O gif-ach – przy okazji najnowszej kampanii Netflixa
Gdy wróciłam w marcu z festiwalu SXSW, zaczęłam bliżej przyglądać się Tumblrowi, bo podczas jednego z paneli dziewczyna odpowiadająca za działanie w mediach społecznościowych dla Grammy, powiedziała, że teraz patrzy na świat pod kątem tego, czy coś nadaje się na gif. Minęło pół roku, a moje zainteresowanie gif-ami nieszczególnie spadło, tym bardziej że w czerwcu tego roku Twitter wprowadził u siebie supportowanie tego formatu (w rzeczywistości gif-y na Twitterze nie są gif-ami od strony formalnej, ale z perspektywy użytkownika nie ma to znaczenia), na co zachodnie marki zareagowały entuzjastycznie (tu zestawienie kilkudziesięciu gif-owych reakcji marek na Twitterze na wprowadzenie gif-ów w tym medium). W Polsce, według mojej wiedzy, tego tematu nie podjął nikt.
Mam zresztą wrażenie, że gif-y w Polsce są generalnie mocno niedoceniane (chyba tylko Joe Monster wykorzystuje je w miarę regularnie).
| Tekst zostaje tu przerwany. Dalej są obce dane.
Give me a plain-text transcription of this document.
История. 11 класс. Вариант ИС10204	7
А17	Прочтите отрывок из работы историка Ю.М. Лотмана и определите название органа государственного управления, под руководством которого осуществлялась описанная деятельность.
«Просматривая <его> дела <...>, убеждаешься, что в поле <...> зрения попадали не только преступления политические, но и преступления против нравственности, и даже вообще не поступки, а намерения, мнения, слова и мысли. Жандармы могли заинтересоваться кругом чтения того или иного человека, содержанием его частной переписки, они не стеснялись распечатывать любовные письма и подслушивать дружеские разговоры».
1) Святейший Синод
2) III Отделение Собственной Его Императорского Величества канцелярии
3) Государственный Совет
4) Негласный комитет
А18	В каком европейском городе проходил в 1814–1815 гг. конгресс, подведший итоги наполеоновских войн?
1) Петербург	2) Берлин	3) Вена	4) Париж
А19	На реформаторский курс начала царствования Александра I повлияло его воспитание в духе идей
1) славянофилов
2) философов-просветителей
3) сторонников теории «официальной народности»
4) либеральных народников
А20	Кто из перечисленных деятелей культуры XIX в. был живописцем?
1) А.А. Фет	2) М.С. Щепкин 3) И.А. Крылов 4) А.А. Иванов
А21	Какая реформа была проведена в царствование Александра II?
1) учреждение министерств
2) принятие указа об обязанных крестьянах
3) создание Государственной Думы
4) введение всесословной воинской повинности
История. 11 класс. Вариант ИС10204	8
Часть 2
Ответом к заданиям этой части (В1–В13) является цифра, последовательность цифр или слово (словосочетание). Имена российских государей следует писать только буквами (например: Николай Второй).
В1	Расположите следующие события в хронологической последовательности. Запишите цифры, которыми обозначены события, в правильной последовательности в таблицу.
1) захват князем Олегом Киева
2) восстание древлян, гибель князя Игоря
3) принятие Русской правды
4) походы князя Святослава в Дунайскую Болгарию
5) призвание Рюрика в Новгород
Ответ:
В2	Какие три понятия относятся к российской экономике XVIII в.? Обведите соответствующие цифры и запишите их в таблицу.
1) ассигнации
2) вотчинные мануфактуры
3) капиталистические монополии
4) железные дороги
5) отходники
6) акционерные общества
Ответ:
Według mnie powody mogą być dwa – w naszym kraju najpopularniejszym medium społecznościowym jest Facebook, a Facebook jak wiadomo gif-ów nie supportuje. Druga kwestia jest taka, że na świecie jednym z głównych driverów wirusowego rozprzestrzeniania się gif-ów jest Tumblr, którego penetracja w Polsce wciąż jeszcze jest na bardzo niskim poziomie (por. wykres poniżej).
Źródło: Badanie Megapanel PBI/Gemius realizowane przez Polskie Badania Internetu Sp. z o.o. i Gemius SA, sierpień 2014
Tymczasem gif-y fantastycznie wpisują się w trend „do you speak visual” i są doskonałym narzędziem do storytellingu. Z gif-ów korzystają głównie młodzi ludzie, którzy robią je z fragmentów programów telewizyjnych, seriali, filmów, wydarzeń sportowych etc. Za pomocą gif-a świetnie można skomentować aktualną sytuację i tu przewagę mają marki z branży mediowej, produkujacej kontent (zwróćcie uwagę, że większość – przynajmniej zachodnich – producentów filmowych, muzycznych, sportowych etc. wykorzystuje w komunikacji gif-y). Popularność Vine’a związana jest właśnie z popularnością gif-ów. Gif-y supportuje Pinterest, a Google od zeszłego roku ma specjalny filtr umożliwiający ich łatwe wyszukiwanie. W zeszłym tygodniu Netflix poszedł jeszcze dalej i zrealizował fantastyczną kampanię outdooorową opartą w całości na gif-ach – zobacz kejs poniżej (to także a propos tego, że producenci kontentu wideo mają tu naturalną przewagę).
Czy gify mają szansę być wykorzystywane reklamowo w Polsce? Chciałabym. Tymczasem na razie zamiast gif-ów obserwuję szał wykorzystywania facebookowych naklejek :).